La chetogenesi si svolge essenzialmente nel fegato ed assume abnorme intensità in condizioni di limitata biodisponibilità di glucosio (es. digiuno prolungato) o di una sua compromessa utilizzazione metabolica (es. diabete mellito). In tali condizioni, gli acidi grassi diventano il substrato prevalentemente utilizzato e la velocità di formazione dell' acetil-CoA diventa eccedente rispetto alla sua utilizzazione nel ciclo di Krebs.
Lo squilibrio dovuto alla presenza ematica dei corpi chetonici  ed il loro accumulo, viene definito chetosi (o Acetonemia), che si manifesta prevalentemente durante l’età infantile e nei diabetici.
La dieta chetogenica è fondata sul presupposto di un'alimentazione ricca di proteine e di lipidi, a discapito dei carboidrati. Essa mira a ridurre drasticamente l’assunzione dei carboidrati attraverso le seguenti proporzioni: 5% di carboidrati, 55% di lipidi (o grassi) e 40% di proteine.
La funzione principale della dieta chetogenica è quella di utilizzare gli acidi grassi e i corpi chetonici a scopo energetico. Infatti, con l’assunzione di una ridotta quantità di carboidrati, l’organismo sarà costretto a bruciare una quota superiore di lipidi per produrre energia.
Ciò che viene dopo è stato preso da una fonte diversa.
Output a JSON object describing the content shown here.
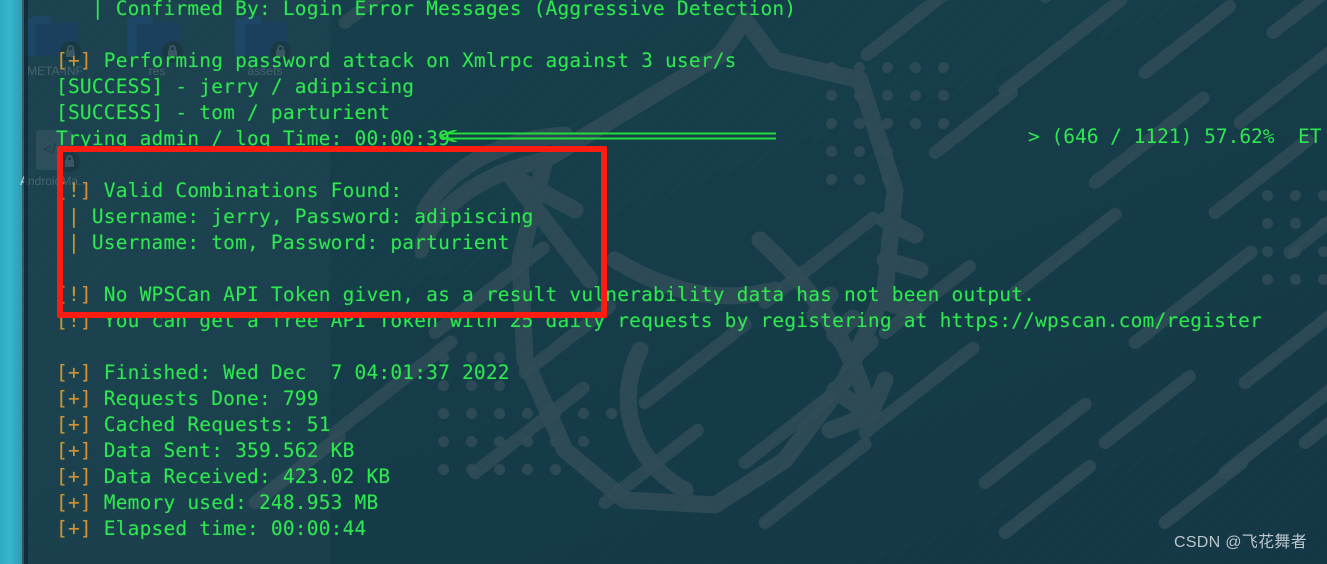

La dieta chetogenica, a causa dell'elevato apporto di grassi e proteine, può però causare dei gravi scompensi all’organismo, come l’iperuremia e la chetosi. Se vi è iperproduzione di corpi chetonici, il loro accumulo nel sangue da luogo ad abbassamento del pH ematico, con conseguente acidosi metabolica. Nei casi più gravi, l'acidosi può provocare il coma e, nei casi estremi, la morte.